If you like that, you’ll love this

Most cavers gain experience at events sponsored by caving clubs or groups. But their initiation to the sport likely occurred on a tour of a natural cave. Here are four more cave tours available in Canada.

Laflèche Cavern, Que.

The largest cave in the Canadian Shield is just a 30-minute drive from Ottawa. After clambering up the chimney (caving lingo for a steep, narrow climb) and crawling through low passageways, cave tour participants can marvel at stalactites, stalagmites and hibernating bats.

Corner Brook Cave, Nfld

Tours with Cycle Solutions allow explorers eight-years and older to experience this subterranean world.

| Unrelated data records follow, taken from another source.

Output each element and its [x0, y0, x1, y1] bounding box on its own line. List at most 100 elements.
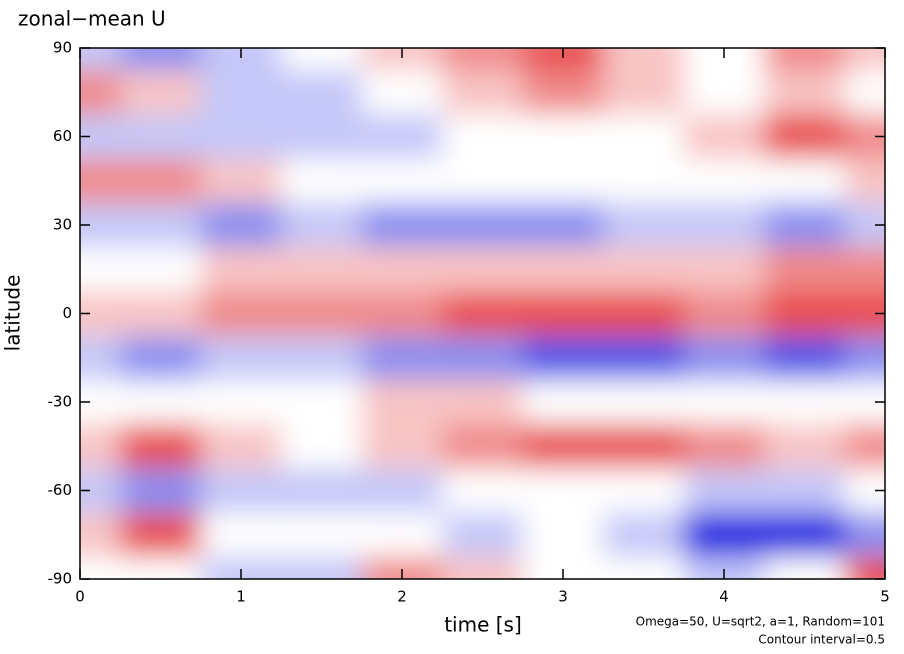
- x-tick-label: 5: [880, 588, 890, 606]
- field-cell: [281, 202, 363, 249]
- field: [80, 48, 885, 579]
- field-cell: [844, 512, 885, 558]
- field-cell: [683, 114, 766, 160]
- field-cell: [442, 114, 524, 160]
- field-cell: [442, 158, 524, 204]
- field-cell: [80, 70, 122, 116]
- field-cell: [603, 247, 685, 293]
- field-cell: [120, 424, 202, 470]
- field-cell: [281, 70, 363, 116]
- x-axis-label: time [s]: [444, 613, 522, 637]
- field-cell: [361, 48, 444, 72]
- field-cell: [522, 70, 605, 116]
- field-cell: [120, 70, 202, 116]
- field-cell: [683, 291, 766, 337]
- field-cell: [200, 424, 283, 470]
- field-cell: [442, 468, 524, 514]
- field-cell: [683, 70, 766, 116]
- field-cell: [200, 556, 283, 579]
- annotation: Contour interval=0.5: [758, 633, 885, 647]
- field-cell: [683, 468, 766, 514]
- field-cell: [361, 114, 444, 160]
- field-cell: [764, 202, 846, 249]
- field-cell: [281, 158, 363, 204]
- y-axis-label: latitude: [1, 275, 25, 352]
- field-cell: [281, 48, 363, 72]
- field-cell: [603, 379, 685, 426]
- field-cell: [844, 114, 885, 160]
- field-cell: [442, 379, 524, 426]
- field-cell: [522, 379, 605, 426]
- field-cell: [683, 335, 766, 381]
- field-cell: [522, 335, 605, 381]
- field-cell: [522, 556, 605, 579]
- field-cell: [683, 424, 766, 470]
- field-cell: [764, 114, 846, 160]
- field-cell: [120, 202, 202, 249]
- field-cell: [200, 158, 283, 204]
- field-cell: [603, 424, 685, 470]
- field-cell: [361, 247, 444, 293]
- field-cell: [200, 379, 283, 426]
- field-cell: [120, 247, 202, 293]
- field-cell: [200, 291, 283, 337]
- field-cell: [844, 291, 885, 337]
- field-cell: [442, 424, 524, 470]
- field-cell: [281, 114, 363, 160]
- field-cell: [522, 48, 605, 72]
- field-cell: [361, 70, 444, 116]
- field-cell: [764, 247, 846, 293]
- field-cell: [603, 556, 685, 579]
- field-cell: [80, 48, 122, 72]
- field-cell: [844, 424, 885, 470]
- field-cell: [80, 556, 122, 579]
- field-cell: [683, 202, 766, 249]
- field-cell: [764, 556, 846, 579]
- field-cell: [281, 379, 363, 426]
- field-cell: [120, 512, 202, 558]
- field-cell: [281, 468, 363, 514]
- field-cell: [522, 202, 605, 249]
- chart-title: zonal−mean U: [18, 7, 166, 31]
- cells: [80, 48, 885, 579]
- field-cell: [844, 468, 885, 514]
- x-tick-label: 2: [397, 588, 407, 606]
- field-cell: [683, 247, 766, 293]
- field-cell: [120, 114, 202, 160]
- field-cell: [200, 335, 283, 381]
- field-cell: [361, 556, 444, 579]
- field-cell: [683, 512, 766, 558]
- field-cell: [120, 335, 202, 381]
- field-cell: [361, 291, 444, 337]
- field-cell: [603, 468, 685, 514]
- field-cell: [80, 158, 122, 204]
- field-cell: [844, 202, 885, 249]
- field-cell: [281, 247, 363, 293]
- field-cell: [522, 512, 605, 558]
- field-cell: [281, 424, 363, 470]
- field-cell: [361, 512, 444, 558]
- field-cell: [522, 424, 605, 470]
- field-cell: [522, 247, 605, 293]
- field-cell: [764, 291, 846, 337]
- field-cell: [764, 379, 846, 426]
- annotation: Omega=50, U=sqrt2, a=1, Random=101: [636, 615, 885, 629]
- field-cell: [281, 512, 363, 558]
- field-cell: [603, 512, 685, 558]
- y-tick-label: 60: [53, 127, 72, 145]
- field-cell: [844, 247, 885, 293]
- field-cell: [764, 70, 846, 116]
- field-cell: [603, 291, 685, 337]
- field-cell: [361, 424, 444, 470]
- field-cell: [844, 556, 885, 579]
- field-cell: [442, 202, 524, 249]
- field-cell: [442, 48, 524, 72]
- field-cell: [120, 556, 202, 579]
- field-cell: [603, 158, 685, 204]
- field-cell: [764, 424, 846, 470]
- field-cell: [603, 48, 685, 72]
- field-cell: [603, 202, 685, 249]
- y-tick-label: -90: [48, 570, 73, 588]
- field-cell: [361, 158, 444, 204]
- field-cell: [80, 247, 122, 293]
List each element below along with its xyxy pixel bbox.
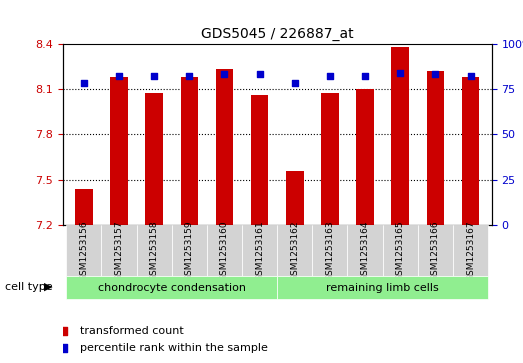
Point [396, 70, 404, 76]
FancyBboxPatch shape [277, 276, 488, 299]
Point [431, 72, 439, 77]
Bar [215, 69, 233, 225]
Bar [145, 93, 163, 225]
Text: cell type: cell type [5, 282, 53, 292]
Text: GSM1253165: GSM1253165 [396, 220, 405, 281]
Point [273, 77, 281, 83]
Text: GSM1253158: GSM1253158 [150, 220, 158, 281]
Text: GSM1253167: GSM1253167 [466, 220, 475, 281]
FancyBboxPatch shape [242, 225, 277, 276]
Bar [286, 171, 303, 225]
FancyBboxPatch shape [66, 276, 277, 299]
Text: GSM1253156: GSM1253156 [79, 220, 88, 281]
Bar [462, 77, 479, 225]
Point [115, 73, 123, 79]
Text: GSM1253161: GSM1253161 [255, 220, 264, 281]
Bar [180, 77, 198, 225]
Bar [427, 71, 444, 225]
Point [361, 73, 369, 79]
Bar [356, 89, 374, 225]
Text: GSM1253159: GSM1253159 [185, 220, 194, 281]
Text: GSM1253160: GSM1253160 [220, 220, 229, 281]
Text: GSM1253166: GSM1253166 [431, 220, 440, 281]
Text: remaining limb cells: remaining limb cells [326, 283, 439, 293]
Text: GSM1253162: GSM1253162 [290, 220, 299, 281]
Point [467, 73, 475, 79]
FancyBboxPatch shape [418, 225, 453, 276]
Point [79, 81, 88, 86]
FancyBboxPatch shape [347, 225, 383, 276]
Point [291, 81, 299, 86]
FancyBboxPatch shape [453, 225, 488, 276]
Bar [391, 46, 409, 225]
Text: ▶: ▶ [44, 282, 53, 292]
Point [220, 72, 229, 77]
FancyBboxPatch shape [101, 225, 137, 276]
Point [255, 72, 264, 77]
Bar [75, 189, 93, 225]
FancyBboxPatch shape [66, 225, 101, 276]
Point [273, 236, 281, 241]
Text: GSM1253163: GSM1253163 [325, 220, 334, 281]
Bar [110, 77, 128, 225]
FancyBboxPatch shape [207, 225, 242, 276]
Bar [321, 93, 339, 225]
Text: chondrocyte condensation: chondrocyte condensation [98, 283, 246, 293]
Text: GSM1253164: GSM1253164 [360, 220, 370, 281]
Point [185, 73, 194, 79]
FancyBboxPatch shape [137, 225, 172, 276]
FancyBboxPatch shape [277, 225, 312, 276]
Text: GSM1253157: GSM1253157 [115, 220, 123, 281]
Text: percentile rank within the sample: percentile rank within the sample [80, 343, 268, 354]
Bar [251, 95, 268, 225]
FancyBboxPatch shape [312, 225, 347, 276]
Point [150, 73, 158, 79]
FancyBboxPatch shape [172, 225, 207, 276]
Title: GDS5045 / 226887_at: GDS5045 / 226887_at [201, 27, 354, 41]
Point [326, 73, 334, 79]
Text: transformed count: transformed count [80, 326, 184, 336]
FancyBboxPatch shape [383, 225, 418, 276]
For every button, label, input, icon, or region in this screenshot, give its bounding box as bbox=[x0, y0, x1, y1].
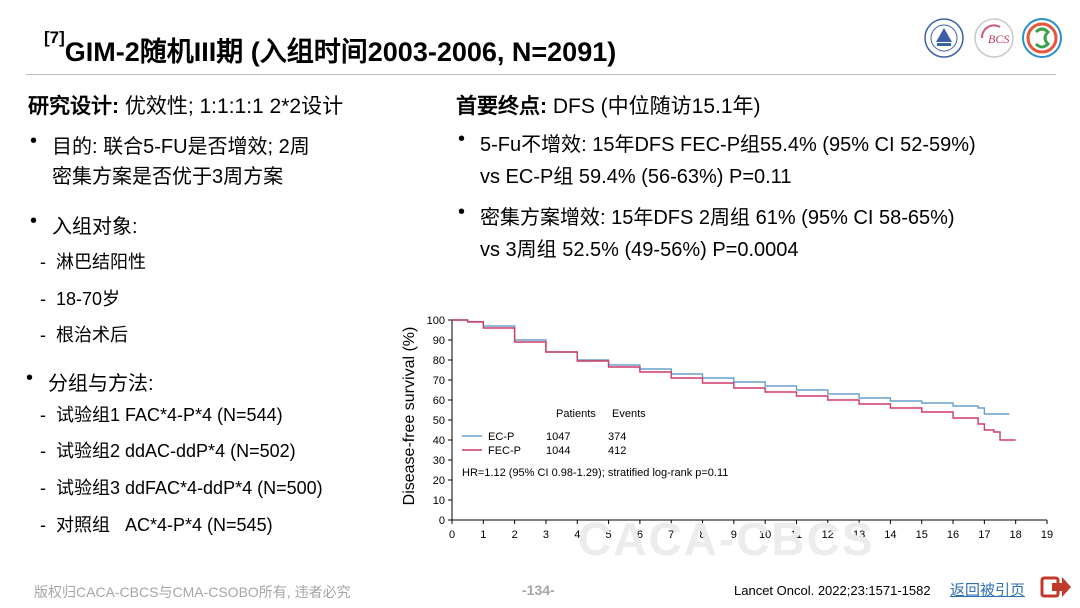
legend-header-events: Events bbox=[612, 408, 646, 420]
x-tick-label: 7 bbox=[668, 529, 674, 541]
series-line-fec-p bbox=[452, 319, 1016, 441]
legend-patients: 1044 bbox=[546, 445, 570, 457]
y-tick-label: 30 bbox=[433, 455, 445, 467]
x-tick-label: 8 bbox=[699, 529, 705, 541]
purpose-bullet: 目的: 联合5-FU是否增效; 2周 bbox=[30, 130, 310, 159]
x-tick-label: 0 bbox=[449, 529, 455, 541]
y-tick-label: 90 bbox=[433, 335, 445, 347]
title-divider bbox=[26, 74, 1056, 75]
endpoint-bullet-1: 5-Fu不增效: 15年DFS FEC-P组55.4% (95% CI 52-5… bbox=[458, 128, 976, 157]
university-emblem-icon bbox=[924, 18, 964, 58]
series-line-ec-p bbox=[452, 319, 1010, 415]
x-tick-label: 14 bbox=[884, 529, 896, 541]
y-tick-label: 10 bbox=[433, 495, 445, 507]
chart-axes: 0 1 2 3 4 5 6 7 8 9 10 11 12 13 14 15 16 17 18 190102030405… bbox=[427, 315, 1053, 541]
legend-patients: 1047 bbox=[546, 431, 570, 443]
x-tick-label: 13 bbox=[853, 529, 865, 541]
y-tick-label: 70 bbox=[433, 375, 445, 387]
caca-logo-icon bbox=[1022, 18, 1062, 58]
x-tick-label: 12 bbox=[822, 529, 834, 541]
back-link[interactable]: 返回被引页 bbox=[950, 582, 1026, 599]
x-tick-label: 1 bbox=[480, 529, 486, 541]
x-tick-label: 17 bbox=[978, 529, 990, 541]
title-text: GIM-2随机III期 (入组时间2003-2006, N=2091) bbox=[64, 37, 617, 67]
purpose-bullet-cont: 密集方案是否优于3周方案 bbox=[52, 166, 284, 188]
citation: Lancet Oncol. 2022;23:1571-1582 bbox=[734, 583, 931, 598]
group-item: - 对照组 AC*4-P*4 (N=545) bbox=[40, 515, 273, 535]
x-tick-label: 16 bbox=[947, 529, 959, 541]
watermark: CACA-CBCS bbox=[578, 513, 875, 565]
x-tick-label: 11 bbox=[791, 529, 802, 541]
chart-legend: Patients Events EC-P 1047 374 FEC-P 1044 412 bbox=[462, 408, 646, 457]
reference-marker: [7] bbox=[44, 28, 65, 47]
endpoint-bullet-2-cont: vs 3周组 52.5% (49-56%) P=0.0004 bbox=[480, 239, 799, 261]
legend-series-name: EC-P bbox=[488, 431, 514, 443]
copyright-notice: 版权归CACA-CBCS与CMA-CSOBO所有, 违者必究 bbox=[34, 584, 351, 600]
endpoint-bullet-2: 密集方案增效: 15年DFS 2周组 61% (95% CI 58-65%) bbox=[458, 201, 955, 230]
y-tick-label: 60 bbox=[433, 395, 445, 407]
bcs-logo-icon: BCS bbox=[974, 18, 1014, 58]
arrow-right-icon[interactable] bbox=[1040, 571, 1072, 603]
x-tick-label: 3 bbox=[543, 529, 549, 541]
y-tick-label: 50 bbox=[433, 415, 445, 427]
page-number: -134- bbox=[522, 582, 555, 598]
y-tick-label: 100 bbox=[427, 315, 445, 327]
study-design-heading: 研究设计: 优效性; 1:1:1:1 2*2设计 bbox=[28, 95, 344, 118]
subjects-bullet: 入组对象: bbox=[30, 210, 137, 239]
km-survival-chart: Disease-free survival (%) 0 1 2 3 4 5 6 7 8 9 10 11… bbox=[401, 315, 1053, 541]
logo-group: BCS bbox=[924, 18, 1062, 58]
group-item: - 试验组2 ddAC-ddP*4 (N=502) bbox=[40, 441, 296, 461]
x-tick-label: 15 bbox=[916, 529, 928, 541]
x-tick-label: 10 bbox=[759, 529, 771, 541]
subject-item: - 根治术后 bbox=[40, 325, 128, 345]
legend-events: 412 bbox=[608, 445, 626, 457]
groups-bullet: 分组与方法: bbox=[26, 367, 153, 396]
y-axis-title: Disease-free survival (%) bbox=[401, 327, 418, 506]
y-tick-label: 40 bbox=[433, 435, 445, 447]
y-tick-label: 0 bbox=[439, 515, 445, 527]
legend-series-name: FEC-P bbox=[488, 445, 521, 457]
hazard-ratio-annotation: HR=1.12 (95% CI 0.98-1.29); stratified l… bbox=[462, 467, 728, 479]
group-item: - 试验组3 ddFAC*4-ddP*4 (N=500) bbox=[40, 478, 323, 498]
x-tick-label: 9 bbox=[731, 529, 737, 541]
chart-curves bbox=[452, 319, 1016, 441]
x-tick-label: 4 bbox=[574, 529, 580, 541]
y-tick-label: 80 bbox=[433, 355, 445, 367]
svg-text:BCS: BCS bbox=[988, 32, 1009, 46]
subject-item: - 淋巴结阳性 bbox=[40, 252, 146, 272]
y-tick-label: 20 bbox=[433, 475, 445, 487]
x-tick-label: 19 bbox=[1041, 529, 1053, 541]
x-tick-label: 5 bbox=[606, 529, 612, 541]
group-item: - 试验组1 FAC*4-P*4 (N=544) bbox=[40, 405, 283, 425]
x-tick-label: 6 bbox=[637, 529, 643, 541]
x-tick-label: 18 bbox=[1010, 529, 1022, 541]
x-tick-label: 2 bbox=[512, 529, 518, 541]
endpoint-bullet-1-cont: vs EC-P组 59.4% (56-63%) P=0.11 bbox=[480, 166, 792, 188]
subject-item: - 18-70岁 bbox=[40, 289, 121, 309]
legend-header-patients: Patients bbox=[556, 408, 596, 420]
slide-title: [7]GIM-2随机III期 (入组时间2003-2006, N=2091) bbox=[44, 28, 617, 69]
legend-events: 374 bbox=[608, 431, 626, 443]
primary-endpoint-heading: 首要终点: DFS (中位随访15.1年) bbox=[456, 95, 761, 118]
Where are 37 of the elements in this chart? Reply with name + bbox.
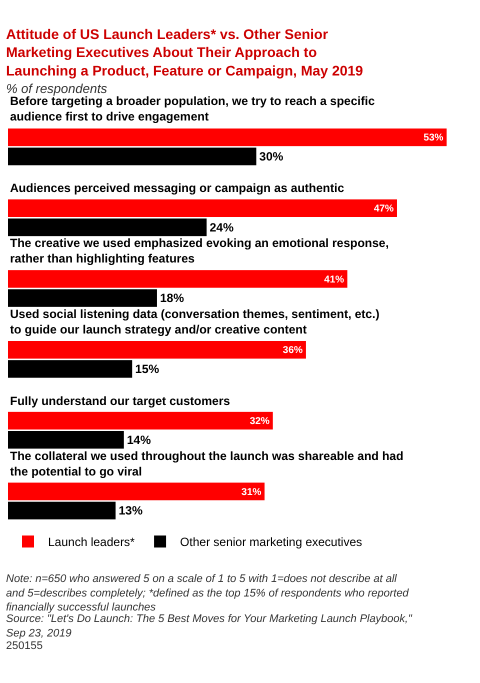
bar xyxy=(8,482,265,500)
legend-label: Other senior marketing executives xyxy=(180,535,362,550)
data-label: 41% xyxy=(324,274,344,286)
y-tick-label: Fully understand our target customers xyxy=(10,394,230,408)
bar xyxy=(8,360,132,378)
data-label: 53% xyxy=(423,132,444,144)
y-tick-label: The creative we used emphasized evoking an emotional response, rather than highlighting features xyxy=(10,236,389,266)
bar xyxy=(8,148,256,166)
data-label: 31% xyxy=(241,486,262,498)
y-tick-label: Before targeting a broader population, we try to reach a specific audience first to drive engagement xyxy=(10,94,376,124)
chart-title: Attitude of US Launch Leaders* vs. Other Senior Marketing Executives About Their Approach to Launching a Product, Feature or Campaign, May 2019 xyxy=(6,26,364,78)
data-label: 36% xyxy=(282,345,303,356)
bar xyxy=(8,218,207,236)
bar xyxy=(8,341,306,359)
data-label: 32% xyxy=(250,416,270,427)
data-label: 47% xyxy=(374,203,394,214)
bar xyxy=(8,199,397,217)
text: 250155 xyxy=(6,640,43,652)
data-label: 13% xyxy=(118,504,143,518)
data-label: 15% xyxy=(135,362,160,376)
y-tick-label: Audiences perceived messaging or campaign as authentic xyxy=(10,181,344,195)
bar xyxy=(8,502,116,520)
y-tick-label: The collateral we used throughout the launch was shareable and had the potential to go viral xyxy=(10,449,404,479)
legend-label: Launch leaders* xyxy=(48,535,136,550)
bar xyxy=(8,270,348,288)
y-tick-label: Used social listening data (conversation themes, sentiment, etc.) to guide our launch strategy and/or creative content xyxy=(10,307,380,337)
data-label: 24% xyxy=(210,220,234,234)
bar xyxy=(8,430,124,449)
bar xyxy=(8,412,273,430)
source-note: Source: "Let's Do Launch: The 5 Best Moves for Your Marketing Launch Playbook," Sep 23, 2019 xyxy=(6,613,414,640)
bar xyxy=(8,289,157,307)
bar xyxy=(8,128,447,146)
chart-subtitle: % of respondents xyxy=(6,81,108,96)
data-label: 14% xyxy=(126,432,152,447)
data-label: 30% xyxy=(259,149,284,164)
text: Note: n=650 who answered 5 on a scale of 1 to 5 with 1=does not describe at all and 5=describes completely; *defined as the top 15% of respondents who reported financially successful launches xyxy=(6,573,410,614)
data-label: 18% xyxy=(160,291,184,306)
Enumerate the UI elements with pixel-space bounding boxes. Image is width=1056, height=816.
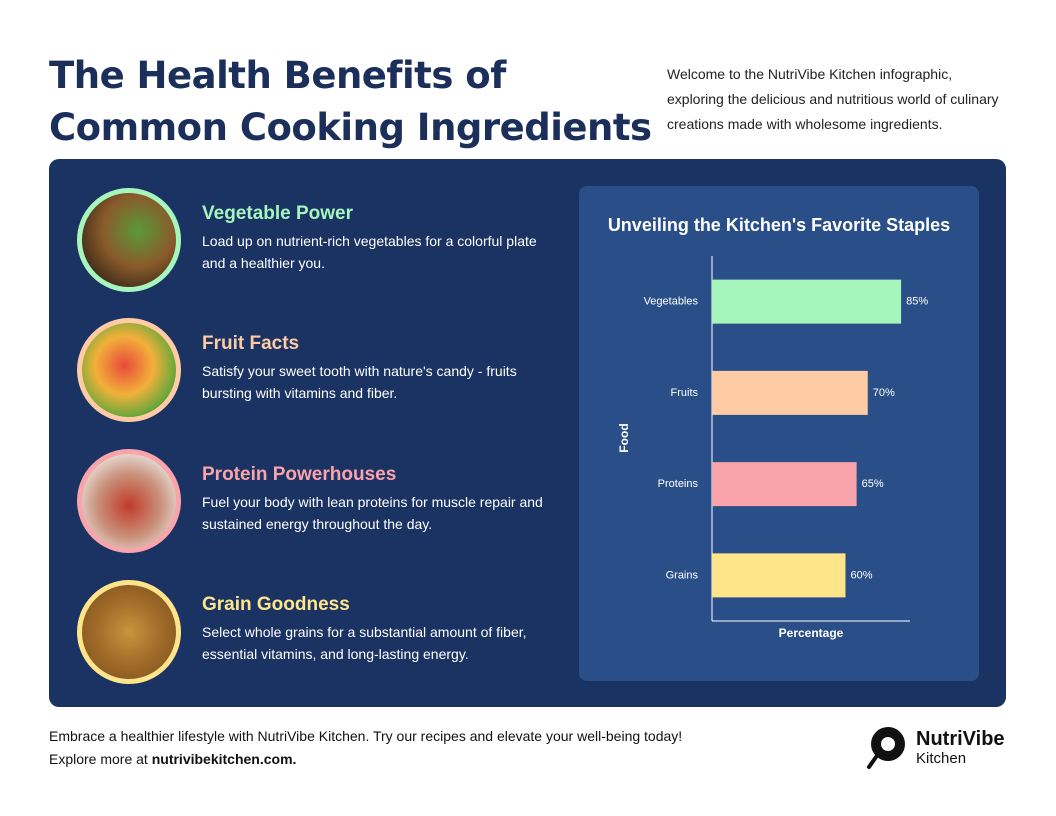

Squeeze through small passages or simply admire the natural cathedrals of its large passageways. Bring a bathing suit for an underground swim.

Cody Caves, B.C.

In the Selkirk Mountains above Kootenay Lake, Cody Cave Tours offers variously challenging tours of an 800-metre underground world, that includes an underground stream and several types of calcite formations, such as stalagmites, stalactites, soda straws and flowstone.

Upana Caves, B.C.

Operating as a self-guided site, Upana Caves, near Gold River, B.C., offer novice explorers 450 metres of passages, maze-like and convoluted, but never far from daylight. Bring a reliable light; more adventurous, hands-and-knees visitors should wear protective clothing.